The District Court granted defendant’s summary judgment in an Order and Decision entered August 20, 2001, identifying the key issue as whether the “hearing officer improperly concluded that the Board’s recommended placement was reasonably calculated to enable A.S. to receive educational benefits,” see A.S., by his parent and next friend P.B.S. v. Board of Educ. of the Town of West Hartford, Case No. 3:00CV1130, 22, and “concluding that the Board’s recommended placement of A.S. at Hall High would have provided him with meaningful educational benefit.... [T]he Hall placement ] ... was consistent with the IDEA requirement that children with disabilities be educated in the least restrictive environment [so-called “mainstreaming”].” Id. at 31-32. The District Court also concluded that “[b]ecause the challenged IEP was adequate and the Board offered A.S. a “free and appropriate public education” consistent with the IDEA, it is unnecessary to consider whether the private educational services obtained by the parents were appropriate to the child’s needs.” Id. (citing M.C. ex rel. Mrs. C. v. Voluntown Bd. of Educ., 226 F.3d 60, 65 (2d Cir.2000)) (“Only if a court determines that a challenged IEP was inadequate should it proceed to the second question.”). This timely appeal followed.
We AFFIRM the judgment of the District Court substantially for the reasons stated by the Court in its Ruling, AS., by his parent and next friend P.B.S. v. Board of Education of the Town of West Hartford, Case No. 3:00CV1130 (D.Conn., August 20, 2001).

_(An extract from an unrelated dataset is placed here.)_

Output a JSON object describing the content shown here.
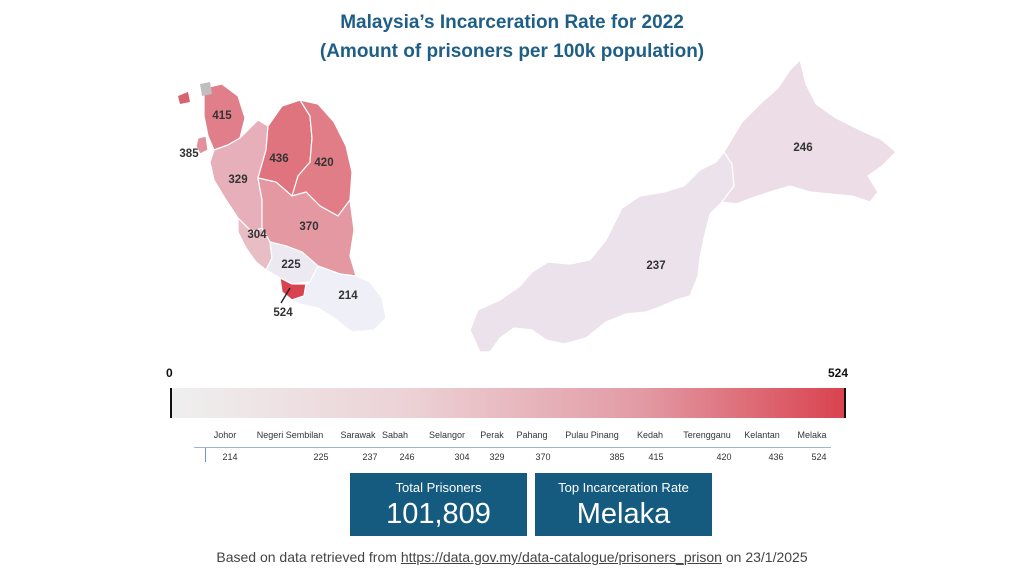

. A.S.'s educational program has been the subject of a prior due process hearing and two actions in the District Court. See A.S., by his parent and next friend P.B.S. v. Board of Educ. of the Town of West Hartford, No. 3:00CV1130, slip op. at 3 (D.Conn., August 20, 2001); Mr. J. v. Board of Educ., 98 F.Supp.2d 226 (D.Conn.2000); Hearing Officer Final Decision and Order in Case No. 97-267 (hearing officer granted parents reimbursement for the residential costs associated with A.S.'s participation in the Devereux program, after the parents unilaterally placed A.S. there). Plaintiff’s request to proceed under fictitious names was granted by the District Court. See A.S., by his parent and next friend P.B.S., No. 3:00CV1130, slip op. at 1 n. 1.
. Under the IDEA, a "stay put” is a procedural right that is activated as soon as the PPT reaches an impasse and is issued pursuant to 20 U.S.C. § 1415(j), which states:
during the pendency of any proceedings conducted pursuant to this section, unless the State or local educational agency and the parents otherwise agree, the child shall remain in the then-current educational placement of such child.